- Born: February 27, 1899 Falls City, Polk County, Oregon, U.S.
- Died: June 16, 1993 (aged 94)
- Education: Oregon State College
- Known for: Studies of marine animals and mollusks; films and books on marine life
- Notable work: Natural History of Marine Animals (1949)
- Spouse: George MacGinitie
- Children: Walter Harold MacGinitie
- Scientific career
- Fields: Marine biology, Malacology
- Workplaces: Kerckhoff Marine Laboratory

= Nettie MacGinitie =

American marine biologist

Nettie Lorene Murray MacGinitie (February 27, 1899 – June 16, 1993) was an American marine biologist and malacologist. She served as director of the Kerckhoff Marine Laboratory from 1957 to 1959, and with her husband, George MacGinitie, contributed to marine biology research, education, and public understanding of marine life through books and films.

== Early life and education ==
Nettie Lorene Murray was born in Falls City, Polk County, Oregon, to Catherina Kurz and Lindley Byron Murray. She grew up on a homestead and later attended Oregon State College.

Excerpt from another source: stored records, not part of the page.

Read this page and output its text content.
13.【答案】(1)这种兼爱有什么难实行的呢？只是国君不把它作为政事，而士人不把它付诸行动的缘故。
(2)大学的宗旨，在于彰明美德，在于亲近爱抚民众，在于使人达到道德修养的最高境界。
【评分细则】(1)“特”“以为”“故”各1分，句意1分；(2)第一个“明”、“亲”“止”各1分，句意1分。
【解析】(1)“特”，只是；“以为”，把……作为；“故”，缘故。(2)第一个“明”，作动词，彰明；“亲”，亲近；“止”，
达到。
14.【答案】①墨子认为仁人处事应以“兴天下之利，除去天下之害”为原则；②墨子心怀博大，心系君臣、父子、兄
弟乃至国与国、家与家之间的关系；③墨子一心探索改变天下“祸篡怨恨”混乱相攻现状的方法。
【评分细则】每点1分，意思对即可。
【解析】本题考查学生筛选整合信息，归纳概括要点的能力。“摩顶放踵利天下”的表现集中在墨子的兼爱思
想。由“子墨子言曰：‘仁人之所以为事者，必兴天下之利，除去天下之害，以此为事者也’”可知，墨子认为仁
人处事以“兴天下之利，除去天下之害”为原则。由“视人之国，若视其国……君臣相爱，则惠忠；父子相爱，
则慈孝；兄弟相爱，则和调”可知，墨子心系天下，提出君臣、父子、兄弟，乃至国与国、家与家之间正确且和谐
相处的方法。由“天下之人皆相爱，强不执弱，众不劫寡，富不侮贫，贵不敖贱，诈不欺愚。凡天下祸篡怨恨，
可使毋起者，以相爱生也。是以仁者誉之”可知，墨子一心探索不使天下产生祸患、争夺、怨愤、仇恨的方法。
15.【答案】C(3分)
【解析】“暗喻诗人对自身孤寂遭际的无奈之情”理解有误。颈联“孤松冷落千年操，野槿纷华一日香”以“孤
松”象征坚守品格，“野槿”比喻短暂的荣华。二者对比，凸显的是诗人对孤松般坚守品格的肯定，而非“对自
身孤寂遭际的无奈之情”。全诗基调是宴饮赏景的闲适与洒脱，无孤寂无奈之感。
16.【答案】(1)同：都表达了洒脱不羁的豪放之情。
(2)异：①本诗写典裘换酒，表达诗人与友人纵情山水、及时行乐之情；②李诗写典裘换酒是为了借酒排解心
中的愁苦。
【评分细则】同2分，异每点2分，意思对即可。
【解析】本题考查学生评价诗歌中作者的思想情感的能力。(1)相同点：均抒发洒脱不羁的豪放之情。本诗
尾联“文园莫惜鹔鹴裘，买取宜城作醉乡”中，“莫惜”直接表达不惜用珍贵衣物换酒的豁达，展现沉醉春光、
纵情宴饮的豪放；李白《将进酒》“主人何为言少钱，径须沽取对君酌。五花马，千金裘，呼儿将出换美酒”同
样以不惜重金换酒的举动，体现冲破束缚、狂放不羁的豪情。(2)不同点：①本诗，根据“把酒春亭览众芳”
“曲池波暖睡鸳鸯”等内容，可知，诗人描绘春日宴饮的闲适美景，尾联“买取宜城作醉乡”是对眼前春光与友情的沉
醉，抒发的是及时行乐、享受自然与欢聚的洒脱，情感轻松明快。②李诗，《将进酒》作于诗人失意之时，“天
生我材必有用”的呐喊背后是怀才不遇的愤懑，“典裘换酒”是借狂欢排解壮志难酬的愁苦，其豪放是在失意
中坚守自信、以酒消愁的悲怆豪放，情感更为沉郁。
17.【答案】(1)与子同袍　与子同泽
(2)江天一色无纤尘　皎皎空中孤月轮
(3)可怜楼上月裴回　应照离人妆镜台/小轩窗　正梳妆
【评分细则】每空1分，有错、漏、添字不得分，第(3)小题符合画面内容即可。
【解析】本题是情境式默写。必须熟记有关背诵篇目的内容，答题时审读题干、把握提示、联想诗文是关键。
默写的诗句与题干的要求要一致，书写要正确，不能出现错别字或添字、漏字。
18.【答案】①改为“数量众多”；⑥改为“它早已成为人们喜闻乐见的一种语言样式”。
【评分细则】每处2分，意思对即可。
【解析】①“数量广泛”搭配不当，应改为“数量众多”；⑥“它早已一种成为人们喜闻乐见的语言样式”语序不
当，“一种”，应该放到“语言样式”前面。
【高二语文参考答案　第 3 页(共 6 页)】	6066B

In the summer of 1925, during a session at the Hopkins Marine Station of Stanford University, she met George MacGinitie at a tidepool. The two married in 1927.

== Career ==
From 1932 to 1957, George MacGinitie directed the Kerckhoff Marine Laboratory in Corona del Mar, California, after which Nettie succeeded him as director from 1957 to 1959.

Together, the MacGinities participated in a U.S. Navy marine research program at Point Barrow, Alaska, where Nettie described numerous mollusk species collected during the expedition.

== Publications and film work ==
The MacGinities coauthored the book Natural History of Marine Animals, first published in 1949, which became a widely used reference in marine biology. In 1974, they wrote the children’s book The Wild World of George and Nettie MacGinitie.

Nettie also assisted in the production of several educational films about marine life, including Secrets of Life (1956), Mysteries of the Deep (1959), and the Walt Disney production of 20,000 Leagues Under the Sea (1954). Their research and outreach efforts influenced conservation work at Elkhorn Slough.

== Personal life ==
Nettie and George MacGinitie had one son, Walter Harold MacGinitie, who became a specialist in reading and literacy testing and co-developed the Gates–MacGinitie Reading Test.

Nettie MacGinitie died on June 16, 1993.